I can still go on to menuconfig and pick the top 3 options. However make -j$(nproc) kernel_menuconfig will finish in error

make -r toolchain/install: build failed. Please re-run make with -j1 V=s or V=sc for a higher verbosity level to see what's going on
make: *** [/openwrt/include/toplevel.mk:232: toolchain/install] Error 1

All sorted my VM storage was too small and was running out of space when compiling. Had a heart attack when I found Luci wasnt loading.
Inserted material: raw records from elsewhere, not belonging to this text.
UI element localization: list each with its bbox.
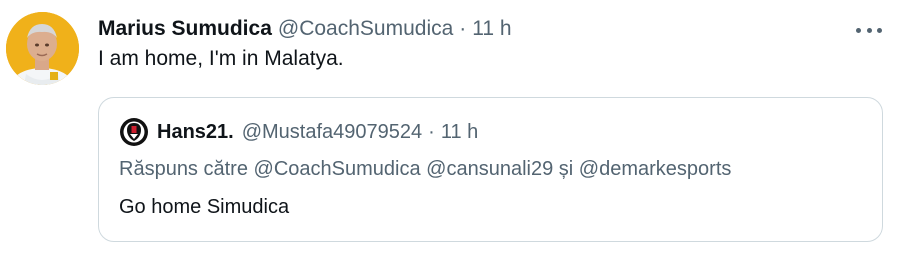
quoted-tweet-header: Hans21. @Mustafa49079524 · 11 h bbox=[119, 116, 478, 148]
reply-mention[interactable]: @CoachSumudica bbox=[254, 158, 421, 180]
quoted-author-handle[interactable]: @Mustafa49079524 bbox=[242, 121, 422, 144]
quoted-tweet[interactable]: Hans21. @Mustafa49079524 · 11 h Răspuns … bbox=[98, 97, 883, 242]
separator: · bbox=[459, 17, 467, 40]
tweet-text: I am home, I'm in Malatya. bbox=[98, 47, 344, 70]
quoted-author-avatar[interactable] bbox=[119, 117, 149, 147]
author-handle[interactable]: @CoachSumudica bbox=[278, 17, 453, 41]
more-horizontal-icon[interactable] bbox=[856, 20, 882, 40]
tweet-time[interactable]: 11 h bbox=[472, 17, 511, 41]
reply-context: Răspuns către @CoachSumudica @cansunali2… bbox=[119, 158, 731, 181]
quoted-author-name[interactable]: Hans21. bbox=[157, 121, 234, 144]
reply-conjunction: și bbox=[558, 158, 574, 180]
separator: · bbox=[428, 120, 435, 143]
quoted-tweet-time[interactable]: 11 h bbox=[441, 121, 478, 144]
reply-mention[interactable]: @cansunali29 bbox=[426, 158, 553, 180]
author-avatar[interactable] bbox=[6, 12, 79, 85]
author-name[interactable]: Marius Sumudica bbox=[98, 17, 272, 41]
quoted-tweet-text: Go home Simudica bbox=[119, 196, 290, 218]
reply-prefix: Răspuns către bbox=[119, 158, 248, 180]
tweet-header: Marius Sumudica @CoachSumudica · 11 h bbox=[98, 14, 512, 44]
reply-mention[interactable]: @demarkesports bbox=[579, 158, 732, 180]
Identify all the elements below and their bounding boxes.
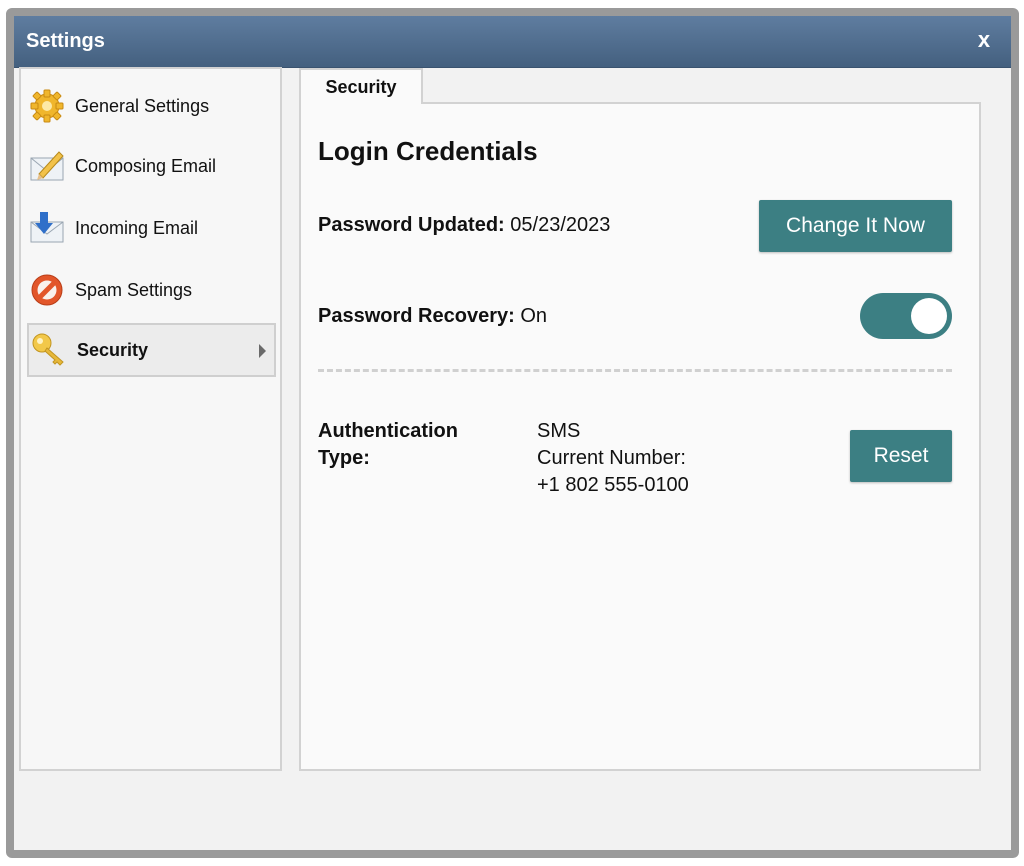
chevron-right-icon — [259, 344, 266, 358]
current-number-value: +1 802 555-0100 — [537, 474, 689, 496]
current-number-label: Current Number: — [537, 447, 686, 469]
settings-sidebar: General Settings Composing Email Incomin… — [19, 67, 282, 771]
toggle-knob — [911, 298, 947, 334]
sidebar-item-label: Incoming Email — [75, 217, 199, 238]
authentication-type-value: SMS — [537, 420, 581, 442]
envelope-pencil-icon — [30, 151, 64, 181]
change-password-button[interactable]: Change It Now — [759, 200, 952, 252]
key-icon — [32, 333, 64, 366]
password-recovery-row: Password Recovery: On — [318, 305, 547, 328]
window-title: Settings — [26, 30, 105, 52]
sidebar-item-security[interactable]: Security — [27, 323, 276, 377]
close-button[interactable]: x — [971, 26, 997, 54]
envelope-download-icon — [30, 212, 64, 243]
password-updated-label: Password Updated: — [318, 214, 505, 236]
divider — [318, 369, 952, 372]
reset-button[interactable]: Reset — [850, 430, 952, 482]
sidebar-item-label: Composing Email — [75, 155, 217, 176]
tab-security[interactable]: Security — [299, 68, 423, 104]
title-bar[interactable]: Settings x — [14, 16, 1011, 68]
gear-icon — [30, 89, 64, 123]
password-recovery-toggle[interactable] — [860, 293, 952, 339]
security-panel: Login Credentials Password Updated: 05/2… — [299, 102, 981, 771]
sidebar-item-label: Security — [77, 339, 149, 360]
sidebar-item-incoming-email[interactable]: Incoming Email — [27, 201, 276, 255]
password-recovery-label: Password Recovery: — [318, 305, 515, 327]
sidebar-item-label: General Settings — [75, 95, 210, 116]
section-title: Login Credentials — [318, 136, 538, 166]
sidebar-item-label: Spam Settings — [75, 279, 193, 300]
prohibited-icon — [31, 274, 63, 306]
password-updated-value: 05/23/2023 — [510, 214, 611, 236]
sidebar-item-composing-email[interactable]: Composing Email — [27, 139, 276, 193]
authentication-details: SMS Current Number: +1 802 555-0100 — [537, 418, 689, 499]
password-recovery-value: On — [520, 305, 548, 327]
password-updated-row: Password Updated: 05/23/2023 — [318, 214, 610, 237]
authentication-type-label: Authentication Type: — [318, 420, 458, 469]
sidebar-item-spam-settings[interactable]: Spam Settings — [27, 263, 276, 317]
sidebar-item-general-settings[interactable]: General Settings — [27, 79, 276, 133]
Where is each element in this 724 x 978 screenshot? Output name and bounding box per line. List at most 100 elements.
Then realised it wasn’t compiled by default.

Just re compiling to include openvpn for the patches and mini DLNA as the compiled bin is a slightly different kernel to mini DLNA that’s downloadable through the software store.

Thanks for all your help

I am not a compiling expert but after:
git pull
I do
./scripts/feeds update -a && ./scripts/feeds install -a
I noticed that that sometimes gives an error and then I run it a second time that normally does not give an error any more.

After the make menuconfig (I use a diffconfig from earlier builds) I compile in three steps:

make -j $(($(nproc)+1)) download #(-j sets number of CPU's)
make -j $(($(nproc)+1)) toolchain/install #(compile tools and toolchain and then install)
make V=s 2>&1 | tee build.log | grep -i -E "^make.*(error|[12345]...Entering dir)"

Not sure if this is the optimal thing, it certainly is not the fastest but it works for me (I use a VM with only 4 cores available).